マリオネットとは?
まりおねっと
糸や針金で操る人形劇用の人形で、ヨーロッパを中心に長い歴史を持つ伝統的な操り人形です。
マリオネット(marionette)とは、人形の各部位に糸や針金を取り付け、上部の操作棒から引っ張ることで動かす操り人形の一種です。手、足、頭、腰など複数の部位を個別に操ることで、歩く・踊る・身振りするといった人間に近い動作を表現できます。

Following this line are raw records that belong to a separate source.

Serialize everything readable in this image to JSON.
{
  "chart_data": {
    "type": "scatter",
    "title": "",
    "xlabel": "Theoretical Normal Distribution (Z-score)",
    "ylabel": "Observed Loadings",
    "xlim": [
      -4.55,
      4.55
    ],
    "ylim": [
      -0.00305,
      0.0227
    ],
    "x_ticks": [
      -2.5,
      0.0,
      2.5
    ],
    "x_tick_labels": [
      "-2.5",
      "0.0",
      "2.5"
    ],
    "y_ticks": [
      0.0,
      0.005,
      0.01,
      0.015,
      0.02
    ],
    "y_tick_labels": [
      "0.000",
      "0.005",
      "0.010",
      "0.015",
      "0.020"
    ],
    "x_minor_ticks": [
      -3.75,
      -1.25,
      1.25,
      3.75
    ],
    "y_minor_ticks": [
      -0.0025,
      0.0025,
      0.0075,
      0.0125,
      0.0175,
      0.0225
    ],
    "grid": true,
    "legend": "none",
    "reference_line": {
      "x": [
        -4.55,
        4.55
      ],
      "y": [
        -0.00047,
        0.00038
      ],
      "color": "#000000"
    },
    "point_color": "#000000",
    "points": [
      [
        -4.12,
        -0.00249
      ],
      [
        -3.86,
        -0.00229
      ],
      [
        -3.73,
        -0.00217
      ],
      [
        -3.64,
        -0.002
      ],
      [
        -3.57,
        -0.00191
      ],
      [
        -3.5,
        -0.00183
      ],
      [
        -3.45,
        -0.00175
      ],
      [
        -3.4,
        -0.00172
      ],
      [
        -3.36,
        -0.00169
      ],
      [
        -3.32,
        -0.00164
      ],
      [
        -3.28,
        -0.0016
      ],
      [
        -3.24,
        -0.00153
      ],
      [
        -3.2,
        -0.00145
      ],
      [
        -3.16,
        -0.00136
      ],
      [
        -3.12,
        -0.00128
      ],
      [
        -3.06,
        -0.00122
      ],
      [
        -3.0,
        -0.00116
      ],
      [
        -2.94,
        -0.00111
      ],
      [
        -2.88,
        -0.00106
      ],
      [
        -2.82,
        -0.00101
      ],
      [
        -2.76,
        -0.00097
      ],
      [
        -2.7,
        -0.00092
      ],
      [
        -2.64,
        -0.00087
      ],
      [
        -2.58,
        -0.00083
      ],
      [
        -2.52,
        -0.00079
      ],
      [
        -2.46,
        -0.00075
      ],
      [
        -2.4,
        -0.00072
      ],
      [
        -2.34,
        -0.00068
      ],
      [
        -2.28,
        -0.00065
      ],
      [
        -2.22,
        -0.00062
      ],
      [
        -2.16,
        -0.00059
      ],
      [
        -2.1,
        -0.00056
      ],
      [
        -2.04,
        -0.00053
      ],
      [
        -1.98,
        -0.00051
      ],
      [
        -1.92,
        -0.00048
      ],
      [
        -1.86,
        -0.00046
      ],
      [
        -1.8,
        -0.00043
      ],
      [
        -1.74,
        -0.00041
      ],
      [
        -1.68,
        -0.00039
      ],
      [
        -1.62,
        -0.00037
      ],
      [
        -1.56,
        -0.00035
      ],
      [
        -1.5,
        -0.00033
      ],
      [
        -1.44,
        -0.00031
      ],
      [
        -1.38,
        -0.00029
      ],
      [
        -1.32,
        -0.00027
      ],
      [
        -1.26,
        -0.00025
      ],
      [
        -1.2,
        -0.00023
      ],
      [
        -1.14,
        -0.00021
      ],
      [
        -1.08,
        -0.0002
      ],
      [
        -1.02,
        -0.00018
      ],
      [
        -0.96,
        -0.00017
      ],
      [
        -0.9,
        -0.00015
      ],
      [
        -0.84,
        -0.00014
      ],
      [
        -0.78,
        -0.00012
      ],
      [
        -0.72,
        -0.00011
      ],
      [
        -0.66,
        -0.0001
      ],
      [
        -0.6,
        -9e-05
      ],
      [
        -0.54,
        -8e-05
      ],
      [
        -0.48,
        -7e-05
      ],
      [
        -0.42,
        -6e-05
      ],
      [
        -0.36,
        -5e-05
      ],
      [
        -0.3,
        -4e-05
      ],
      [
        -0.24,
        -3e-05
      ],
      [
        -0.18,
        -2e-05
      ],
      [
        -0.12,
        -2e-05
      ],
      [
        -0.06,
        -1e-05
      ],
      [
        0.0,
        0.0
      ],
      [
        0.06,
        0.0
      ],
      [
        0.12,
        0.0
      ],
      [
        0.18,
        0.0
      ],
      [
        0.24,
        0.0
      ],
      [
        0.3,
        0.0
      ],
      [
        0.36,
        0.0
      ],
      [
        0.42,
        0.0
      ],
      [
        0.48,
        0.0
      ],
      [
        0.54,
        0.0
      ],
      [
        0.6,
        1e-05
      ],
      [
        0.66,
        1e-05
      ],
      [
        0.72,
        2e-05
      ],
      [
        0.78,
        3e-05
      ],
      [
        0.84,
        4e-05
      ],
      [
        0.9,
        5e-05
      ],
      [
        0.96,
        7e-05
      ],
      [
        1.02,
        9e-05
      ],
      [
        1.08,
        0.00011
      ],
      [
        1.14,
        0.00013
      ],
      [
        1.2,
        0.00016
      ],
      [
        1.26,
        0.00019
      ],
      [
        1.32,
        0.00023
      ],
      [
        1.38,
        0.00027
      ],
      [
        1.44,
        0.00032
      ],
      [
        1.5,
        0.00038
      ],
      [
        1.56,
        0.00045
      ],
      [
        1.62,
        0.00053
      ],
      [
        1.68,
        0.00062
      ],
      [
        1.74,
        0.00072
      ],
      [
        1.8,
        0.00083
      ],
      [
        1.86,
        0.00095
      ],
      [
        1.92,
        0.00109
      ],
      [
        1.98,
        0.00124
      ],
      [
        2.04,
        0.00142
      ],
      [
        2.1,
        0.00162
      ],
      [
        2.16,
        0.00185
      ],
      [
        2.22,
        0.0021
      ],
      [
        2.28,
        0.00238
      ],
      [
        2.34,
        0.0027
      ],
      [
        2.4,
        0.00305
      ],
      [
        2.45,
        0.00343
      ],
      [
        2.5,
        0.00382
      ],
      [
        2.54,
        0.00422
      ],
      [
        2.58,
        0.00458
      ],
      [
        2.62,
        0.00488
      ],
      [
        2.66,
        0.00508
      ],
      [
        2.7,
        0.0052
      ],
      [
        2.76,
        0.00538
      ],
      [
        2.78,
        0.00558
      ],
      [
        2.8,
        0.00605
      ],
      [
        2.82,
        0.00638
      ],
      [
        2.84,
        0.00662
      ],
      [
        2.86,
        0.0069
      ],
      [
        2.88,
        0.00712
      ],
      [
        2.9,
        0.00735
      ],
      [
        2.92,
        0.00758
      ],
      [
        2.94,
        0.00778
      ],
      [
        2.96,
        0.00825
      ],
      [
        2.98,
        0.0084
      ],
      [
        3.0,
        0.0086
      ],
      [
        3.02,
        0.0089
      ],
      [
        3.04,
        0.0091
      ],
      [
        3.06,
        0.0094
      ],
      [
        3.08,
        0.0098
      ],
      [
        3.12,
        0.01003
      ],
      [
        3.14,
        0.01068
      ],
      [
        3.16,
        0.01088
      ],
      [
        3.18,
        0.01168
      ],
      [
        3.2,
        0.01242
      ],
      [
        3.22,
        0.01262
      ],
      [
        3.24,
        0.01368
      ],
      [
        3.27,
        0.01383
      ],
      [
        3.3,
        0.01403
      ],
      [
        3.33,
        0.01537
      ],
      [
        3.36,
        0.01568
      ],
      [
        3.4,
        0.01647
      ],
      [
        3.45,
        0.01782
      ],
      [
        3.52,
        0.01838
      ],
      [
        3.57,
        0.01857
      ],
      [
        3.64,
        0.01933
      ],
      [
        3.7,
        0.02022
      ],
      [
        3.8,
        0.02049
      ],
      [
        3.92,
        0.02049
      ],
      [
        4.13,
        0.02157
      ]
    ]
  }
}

「マリオネット」という言葉はフランス語で「小さなマリー(マリア)」を意味し、中世ヨーロッパで聖母マリアをかたどった人形劇に由来するとされます。ヨーロッパでは中世から盛んに行われ、市場や広場での大道芸、宮廷での余興として発展しました。チェコ・ベルギー・イタリアなどでは地域固有のマリオネット劇団が現在も活動しており、ユネスコの無形文化遺産に登録されている演目もあります。
マリオネットの主な特徴は以下の通りです。
- 重力を利用した自然な動きの表現が可能
- 操り手は人形の上方に位置し、観客からは見えにくい
- 精巧なものは指先の動きまで再現できる多数の糸を持つ
- 木・布・粘土など多様な素材で作られる
現代ではミュージカルや映像作品にも登場し、「あやつり人形」の代名詞として広く知られています。また転じて、他者に操られている人物を「マリオネットのよう」と表現することもあります。
使い方・例文
ヨーロッパの人形劇フェスティバルでマリオネットの職人が細い糸を巧みに操り、まるで生きているかのように人形を踊らせた。